Also versprachen Thalers den Kindern, nur vormittags in das idyllische Bergdorf zu fahren, um nachmittags wieder Zeit zum Schwimmen zu haben.
Für Emma gab das Versprechen den Ausschlag mitzufahren, dass Andrea mit ihr in die kleinen Schmuckgeschäfte und Boutiquen in Frigiliana gehen würde. Denn Emma interessierte sich sehr für Modeschmuck und probierte mit ihrer Mutter furchtbar gerne Ringe, Ketten, Spangen und Armreifen aus.
Klaus, der es immer wieder vollkommen unpassend fand, wenn Andrea bei einer Fahrt in die Berge eine Handtasche mitnahm, bat Andrea, doch diesmal auf ihre Handtasche zu verzichten. Um des lieben Friedens willen stimmte Andrea letztlich zu. Emmas kleinen rosa Rucksack akzeptierte Klaus aber als passend für das Bergdorf.
Die beiden Jungs ließen sich dann auch gern überreden mitzufahren, weil Klaus ihnen versprach, dass die Familie in Acebuchal essen würde. Das hörte sich spannend an.
Denn Acebuchal war ein vergessenes Dorf in einer einsamen Schlucht, ungefähr 5 km hinter Frigiliana in den Bergen der Sierra Tejada Almijara. Benannt war der 50 Seelen Ort nach den wilden Olivenbäumen, die hier wuchsen. Eben den Acebuche.
Das Dorf war Ende der vierziger Jahre des letzten Jahrhunderts von den wenigen armen Menschen, die hier lebten und hart arbeiteten, aufgegeben worden. Denn die Bewohner wurden regelmäßig von der Guardia Civil, der Polizei, und den Soldaten des Diktators Franco verfolgt und eingesperrt, weil sich in dem Dorf Widerstandskämpfer gegen das Franco Regime versteckt hielten. Die Häuser verfielen und das einsame Dorf in der entlegenen Schlucht wurde vergessen.
Aber Ende der Neunzigerjahre des letzten Jahrhunderts fanden sich die Erben der früheren Hausbesitzer zusammen und beschlossen, die verlassenen und zerstörten Häuser wieder aufzubauen und zu renovieren.

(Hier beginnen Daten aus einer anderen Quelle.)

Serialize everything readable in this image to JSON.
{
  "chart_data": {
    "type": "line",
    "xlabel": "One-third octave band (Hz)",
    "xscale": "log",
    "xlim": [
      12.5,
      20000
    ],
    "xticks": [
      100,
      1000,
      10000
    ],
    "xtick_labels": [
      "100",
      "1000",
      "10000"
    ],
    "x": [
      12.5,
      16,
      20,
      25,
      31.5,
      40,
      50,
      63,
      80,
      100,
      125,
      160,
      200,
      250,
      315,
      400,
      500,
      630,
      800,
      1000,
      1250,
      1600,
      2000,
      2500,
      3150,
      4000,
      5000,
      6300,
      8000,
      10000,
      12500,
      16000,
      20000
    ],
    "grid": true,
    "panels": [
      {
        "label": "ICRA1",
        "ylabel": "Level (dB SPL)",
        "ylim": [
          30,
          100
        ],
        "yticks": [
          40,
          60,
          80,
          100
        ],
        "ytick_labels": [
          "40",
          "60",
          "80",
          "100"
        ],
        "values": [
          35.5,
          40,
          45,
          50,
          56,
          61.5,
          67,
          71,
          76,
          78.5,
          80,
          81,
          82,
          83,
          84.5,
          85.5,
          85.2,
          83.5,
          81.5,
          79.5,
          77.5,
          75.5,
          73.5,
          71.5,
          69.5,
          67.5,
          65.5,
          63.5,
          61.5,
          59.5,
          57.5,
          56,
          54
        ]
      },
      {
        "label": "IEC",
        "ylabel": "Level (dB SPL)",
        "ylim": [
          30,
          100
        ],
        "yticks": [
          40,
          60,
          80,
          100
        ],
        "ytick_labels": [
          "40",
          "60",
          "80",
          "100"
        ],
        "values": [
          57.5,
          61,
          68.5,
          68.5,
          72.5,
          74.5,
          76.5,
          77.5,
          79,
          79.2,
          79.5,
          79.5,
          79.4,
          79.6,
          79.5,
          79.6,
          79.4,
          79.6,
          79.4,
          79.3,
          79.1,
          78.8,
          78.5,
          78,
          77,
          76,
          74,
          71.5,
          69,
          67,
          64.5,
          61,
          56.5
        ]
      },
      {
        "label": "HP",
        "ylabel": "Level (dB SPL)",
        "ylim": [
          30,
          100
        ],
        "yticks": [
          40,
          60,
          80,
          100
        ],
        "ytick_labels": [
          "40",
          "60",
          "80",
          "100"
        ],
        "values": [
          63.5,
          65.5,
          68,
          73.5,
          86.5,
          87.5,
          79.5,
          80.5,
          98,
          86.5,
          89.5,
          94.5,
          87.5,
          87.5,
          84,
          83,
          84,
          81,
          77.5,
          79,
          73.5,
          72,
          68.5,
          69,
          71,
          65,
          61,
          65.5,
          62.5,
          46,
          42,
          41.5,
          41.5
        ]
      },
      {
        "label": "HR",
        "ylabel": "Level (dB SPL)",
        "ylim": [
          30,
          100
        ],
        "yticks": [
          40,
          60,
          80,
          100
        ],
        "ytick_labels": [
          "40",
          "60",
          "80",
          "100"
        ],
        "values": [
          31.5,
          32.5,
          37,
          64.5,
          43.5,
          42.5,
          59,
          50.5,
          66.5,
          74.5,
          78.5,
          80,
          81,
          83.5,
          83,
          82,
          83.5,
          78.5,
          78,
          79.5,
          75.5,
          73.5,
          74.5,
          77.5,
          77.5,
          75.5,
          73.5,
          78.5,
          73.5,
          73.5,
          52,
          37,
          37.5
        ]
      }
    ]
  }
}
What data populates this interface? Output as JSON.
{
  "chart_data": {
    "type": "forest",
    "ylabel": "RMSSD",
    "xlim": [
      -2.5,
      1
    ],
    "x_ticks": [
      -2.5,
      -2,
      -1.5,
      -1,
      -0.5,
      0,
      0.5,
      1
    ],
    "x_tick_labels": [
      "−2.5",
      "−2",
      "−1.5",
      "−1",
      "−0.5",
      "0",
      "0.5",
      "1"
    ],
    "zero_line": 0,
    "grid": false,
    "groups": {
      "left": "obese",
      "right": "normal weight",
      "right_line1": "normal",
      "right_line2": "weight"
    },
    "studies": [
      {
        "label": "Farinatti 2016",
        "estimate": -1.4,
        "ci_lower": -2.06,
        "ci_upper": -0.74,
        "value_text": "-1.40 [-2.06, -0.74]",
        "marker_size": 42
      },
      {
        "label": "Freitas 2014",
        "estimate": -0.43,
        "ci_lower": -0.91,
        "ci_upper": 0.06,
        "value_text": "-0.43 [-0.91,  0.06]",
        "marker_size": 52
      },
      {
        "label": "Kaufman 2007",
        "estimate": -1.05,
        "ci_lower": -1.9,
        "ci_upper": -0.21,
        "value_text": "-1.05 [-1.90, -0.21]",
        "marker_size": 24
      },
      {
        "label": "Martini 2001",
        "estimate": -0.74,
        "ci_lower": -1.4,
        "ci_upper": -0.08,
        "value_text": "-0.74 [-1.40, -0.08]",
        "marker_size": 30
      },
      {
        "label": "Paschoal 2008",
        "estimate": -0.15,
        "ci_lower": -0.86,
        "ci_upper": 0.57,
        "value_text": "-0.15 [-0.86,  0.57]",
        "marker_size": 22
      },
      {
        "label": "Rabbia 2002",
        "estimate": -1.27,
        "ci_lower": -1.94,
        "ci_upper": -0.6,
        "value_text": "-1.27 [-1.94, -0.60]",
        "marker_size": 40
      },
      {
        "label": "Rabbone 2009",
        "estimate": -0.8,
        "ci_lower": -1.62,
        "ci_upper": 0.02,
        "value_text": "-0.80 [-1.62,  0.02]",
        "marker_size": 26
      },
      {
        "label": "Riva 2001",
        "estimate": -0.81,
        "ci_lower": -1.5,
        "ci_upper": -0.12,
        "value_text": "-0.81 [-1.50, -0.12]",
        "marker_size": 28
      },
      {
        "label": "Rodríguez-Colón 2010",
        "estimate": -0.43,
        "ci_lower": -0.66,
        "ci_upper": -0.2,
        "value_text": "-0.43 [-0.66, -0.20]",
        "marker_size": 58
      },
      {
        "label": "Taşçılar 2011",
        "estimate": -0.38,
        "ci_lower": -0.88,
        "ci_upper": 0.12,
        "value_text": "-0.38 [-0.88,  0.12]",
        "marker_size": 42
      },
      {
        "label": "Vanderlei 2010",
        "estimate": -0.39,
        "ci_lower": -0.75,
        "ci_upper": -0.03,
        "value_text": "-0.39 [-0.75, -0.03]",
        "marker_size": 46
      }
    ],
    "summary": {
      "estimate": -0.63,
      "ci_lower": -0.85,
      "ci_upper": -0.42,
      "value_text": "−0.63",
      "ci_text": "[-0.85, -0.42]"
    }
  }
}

Zwei schmale, rot geklinkerte Gassen mit Treppen verbinden die ungefähr 20 Häuser. Es gibt eine kleine Kapelle, einen gemeinschaftlichen Swimmingpool und ein gemeinschaftliches altes Backhaus, das wieder funktioniert.
Jedes Haus ist auf seine Weise ein liebenswertes Unikat.
Für die Instandsetzung wurden alte Holzbalken, alte Steine und historische Türen verwendet. Jedes der weiß gekalkten Häuser hat Pflanzbecken mit Blumen vor der Tür und große Sonnenterrassen erlauben einen schönen Blick über das Tal zum Wald.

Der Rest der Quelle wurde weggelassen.